Partitioning the impacts of streamflow and evaporation uncertainty on the operations of multipurpose reservoirs in arid regions

Ongoing changes in global climate are expected to alter the hydrologic regime of many river basins worldwide, expanding historically observed variability as well as increasing the frequency and intensity of extreme events. Understanding the vulnerabilities of water systems under such uncertain and variable hydrologic conditions is key to supporting strategic planning and design adaptation options. In this paper, we contribute a multiobjective assessment of the impacts of hydrologic uncertainty on the operations of multipurpose water reservoirs systems in arid climates. We focus our analysis on the Dez and Karoun river system in Iran, which is responsible for the production of more than 20% of the total hydropower generation of the country. A system of dams controls most of the water flowing to the lower part of the basin, where irrigation and domestic supply are strategic objectives, along with flood protection. We first design the optimal operations of the system using observed inflows and evaporation rates.
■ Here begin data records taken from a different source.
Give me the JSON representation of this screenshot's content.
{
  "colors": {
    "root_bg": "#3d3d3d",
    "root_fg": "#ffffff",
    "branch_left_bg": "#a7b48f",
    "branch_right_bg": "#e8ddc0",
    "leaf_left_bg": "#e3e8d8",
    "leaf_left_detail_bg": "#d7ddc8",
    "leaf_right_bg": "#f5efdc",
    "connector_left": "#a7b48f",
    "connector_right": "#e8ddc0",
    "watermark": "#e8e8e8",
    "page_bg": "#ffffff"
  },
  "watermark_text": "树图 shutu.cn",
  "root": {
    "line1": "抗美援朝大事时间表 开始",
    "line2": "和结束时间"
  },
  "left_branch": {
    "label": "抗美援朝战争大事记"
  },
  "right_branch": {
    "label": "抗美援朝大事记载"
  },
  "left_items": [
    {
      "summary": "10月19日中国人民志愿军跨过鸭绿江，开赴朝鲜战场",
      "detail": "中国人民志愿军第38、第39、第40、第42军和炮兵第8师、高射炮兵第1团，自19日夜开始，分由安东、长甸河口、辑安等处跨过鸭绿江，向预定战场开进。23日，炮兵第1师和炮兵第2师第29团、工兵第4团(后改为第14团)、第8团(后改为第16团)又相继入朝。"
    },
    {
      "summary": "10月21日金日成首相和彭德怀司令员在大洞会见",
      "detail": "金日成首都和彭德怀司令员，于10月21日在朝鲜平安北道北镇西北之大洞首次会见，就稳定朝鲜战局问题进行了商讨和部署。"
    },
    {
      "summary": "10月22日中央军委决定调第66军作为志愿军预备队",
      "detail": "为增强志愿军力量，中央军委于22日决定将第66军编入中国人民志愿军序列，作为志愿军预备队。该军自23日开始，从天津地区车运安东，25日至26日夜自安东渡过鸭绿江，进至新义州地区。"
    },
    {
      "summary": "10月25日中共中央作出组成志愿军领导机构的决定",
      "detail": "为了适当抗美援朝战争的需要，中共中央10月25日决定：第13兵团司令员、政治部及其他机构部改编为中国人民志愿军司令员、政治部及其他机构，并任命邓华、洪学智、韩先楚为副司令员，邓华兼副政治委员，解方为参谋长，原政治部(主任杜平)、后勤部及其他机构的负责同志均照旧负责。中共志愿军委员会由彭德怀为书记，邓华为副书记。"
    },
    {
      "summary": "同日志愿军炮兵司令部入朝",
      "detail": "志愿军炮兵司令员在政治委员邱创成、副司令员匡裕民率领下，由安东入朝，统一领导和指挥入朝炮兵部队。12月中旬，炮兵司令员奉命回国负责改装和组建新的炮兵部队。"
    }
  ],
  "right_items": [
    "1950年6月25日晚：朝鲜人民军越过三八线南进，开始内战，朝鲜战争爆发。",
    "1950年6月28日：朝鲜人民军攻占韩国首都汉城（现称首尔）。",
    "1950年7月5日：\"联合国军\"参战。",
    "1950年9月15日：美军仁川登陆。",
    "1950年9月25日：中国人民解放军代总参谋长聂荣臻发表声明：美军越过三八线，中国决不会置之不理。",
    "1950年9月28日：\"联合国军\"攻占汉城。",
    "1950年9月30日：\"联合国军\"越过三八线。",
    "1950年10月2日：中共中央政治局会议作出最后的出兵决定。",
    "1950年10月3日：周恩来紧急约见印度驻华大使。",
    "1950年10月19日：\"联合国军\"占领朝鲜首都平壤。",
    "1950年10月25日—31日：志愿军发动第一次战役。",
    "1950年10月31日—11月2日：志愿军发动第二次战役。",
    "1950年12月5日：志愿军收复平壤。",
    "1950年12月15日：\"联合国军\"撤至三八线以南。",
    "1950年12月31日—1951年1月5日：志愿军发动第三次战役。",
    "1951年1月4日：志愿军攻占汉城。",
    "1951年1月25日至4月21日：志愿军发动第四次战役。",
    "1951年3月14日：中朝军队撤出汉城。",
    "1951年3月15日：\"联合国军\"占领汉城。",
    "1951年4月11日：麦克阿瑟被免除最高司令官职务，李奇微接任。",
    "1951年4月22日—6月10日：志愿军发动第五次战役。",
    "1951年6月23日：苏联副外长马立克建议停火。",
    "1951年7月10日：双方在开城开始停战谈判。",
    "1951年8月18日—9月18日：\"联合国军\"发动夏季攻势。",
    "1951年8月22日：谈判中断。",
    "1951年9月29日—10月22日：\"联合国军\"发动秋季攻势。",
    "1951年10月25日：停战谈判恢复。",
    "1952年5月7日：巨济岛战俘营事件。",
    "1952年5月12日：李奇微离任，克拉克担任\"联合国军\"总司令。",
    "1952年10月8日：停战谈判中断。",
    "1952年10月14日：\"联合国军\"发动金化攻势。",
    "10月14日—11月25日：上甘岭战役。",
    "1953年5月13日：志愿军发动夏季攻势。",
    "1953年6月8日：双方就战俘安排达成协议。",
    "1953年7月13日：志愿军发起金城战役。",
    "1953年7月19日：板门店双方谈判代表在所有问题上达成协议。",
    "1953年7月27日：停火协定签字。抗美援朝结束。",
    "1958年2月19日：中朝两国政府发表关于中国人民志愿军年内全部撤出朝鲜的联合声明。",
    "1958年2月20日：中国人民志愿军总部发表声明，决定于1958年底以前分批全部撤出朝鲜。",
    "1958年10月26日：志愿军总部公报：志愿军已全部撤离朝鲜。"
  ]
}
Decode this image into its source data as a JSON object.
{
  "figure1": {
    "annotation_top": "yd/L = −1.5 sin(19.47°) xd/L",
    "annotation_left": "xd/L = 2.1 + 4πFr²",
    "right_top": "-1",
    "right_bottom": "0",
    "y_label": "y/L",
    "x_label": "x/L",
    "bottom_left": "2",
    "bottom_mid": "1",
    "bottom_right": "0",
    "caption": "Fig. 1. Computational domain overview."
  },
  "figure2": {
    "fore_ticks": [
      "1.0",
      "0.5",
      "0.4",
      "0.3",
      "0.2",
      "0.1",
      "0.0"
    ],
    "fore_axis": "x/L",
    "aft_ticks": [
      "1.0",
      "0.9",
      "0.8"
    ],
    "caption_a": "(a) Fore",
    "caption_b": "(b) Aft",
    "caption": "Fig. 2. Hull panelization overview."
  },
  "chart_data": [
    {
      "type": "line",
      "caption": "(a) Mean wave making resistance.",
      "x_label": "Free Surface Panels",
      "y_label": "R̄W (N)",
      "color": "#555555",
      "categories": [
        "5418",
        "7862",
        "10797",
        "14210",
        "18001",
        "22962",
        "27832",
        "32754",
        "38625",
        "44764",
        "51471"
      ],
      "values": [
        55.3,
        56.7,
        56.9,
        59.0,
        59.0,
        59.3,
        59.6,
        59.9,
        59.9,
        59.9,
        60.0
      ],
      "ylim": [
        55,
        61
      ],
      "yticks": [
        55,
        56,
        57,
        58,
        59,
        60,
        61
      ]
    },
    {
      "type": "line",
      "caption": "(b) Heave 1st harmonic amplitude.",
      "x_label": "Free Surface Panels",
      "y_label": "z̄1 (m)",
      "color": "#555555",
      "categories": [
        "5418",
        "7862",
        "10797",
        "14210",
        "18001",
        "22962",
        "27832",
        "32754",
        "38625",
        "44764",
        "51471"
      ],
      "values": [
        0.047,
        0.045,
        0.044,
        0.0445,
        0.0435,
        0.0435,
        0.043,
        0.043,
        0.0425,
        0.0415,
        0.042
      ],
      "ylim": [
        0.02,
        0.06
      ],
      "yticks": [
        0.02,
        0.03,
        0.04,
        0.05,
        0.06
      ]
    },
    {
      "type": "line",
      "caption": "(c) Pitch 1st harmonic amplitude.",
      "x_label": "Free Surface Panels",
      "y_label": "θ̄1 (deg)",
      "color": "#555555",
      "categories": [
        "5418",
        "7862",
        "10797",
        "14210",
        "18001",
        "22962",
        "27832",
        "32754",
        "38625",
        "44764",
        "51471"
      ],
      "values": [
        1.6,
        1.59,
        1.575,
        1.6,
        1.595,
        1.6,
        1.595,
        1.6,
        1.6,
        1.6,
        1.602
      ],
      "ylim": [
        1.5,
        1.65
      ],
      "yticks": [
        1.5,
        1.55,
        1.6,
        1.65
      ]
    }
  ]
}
Then, we simulate the resulting solutions over different ensembles of stochastic hydrology to partition the impacts of streamflow and evaporation uncertainty. Numerical results show that system operations are extremely sensitive to alterations of both uncertainty sources. In particular, we show that in this arid river basin, long-term objectives are mainly vulnerable to inflow uncertainty, whereas evaporation rate uncertainty mostly affects short-term objectives. Our results suggest that local water authorities should properly characterize hydrologic uncertainty in the design of future operations of the expanded network of reservoirs, possibly also investing in the improvement of the existing monitoring network to obtain more reliable data for modeling streamflow and evaporation processes.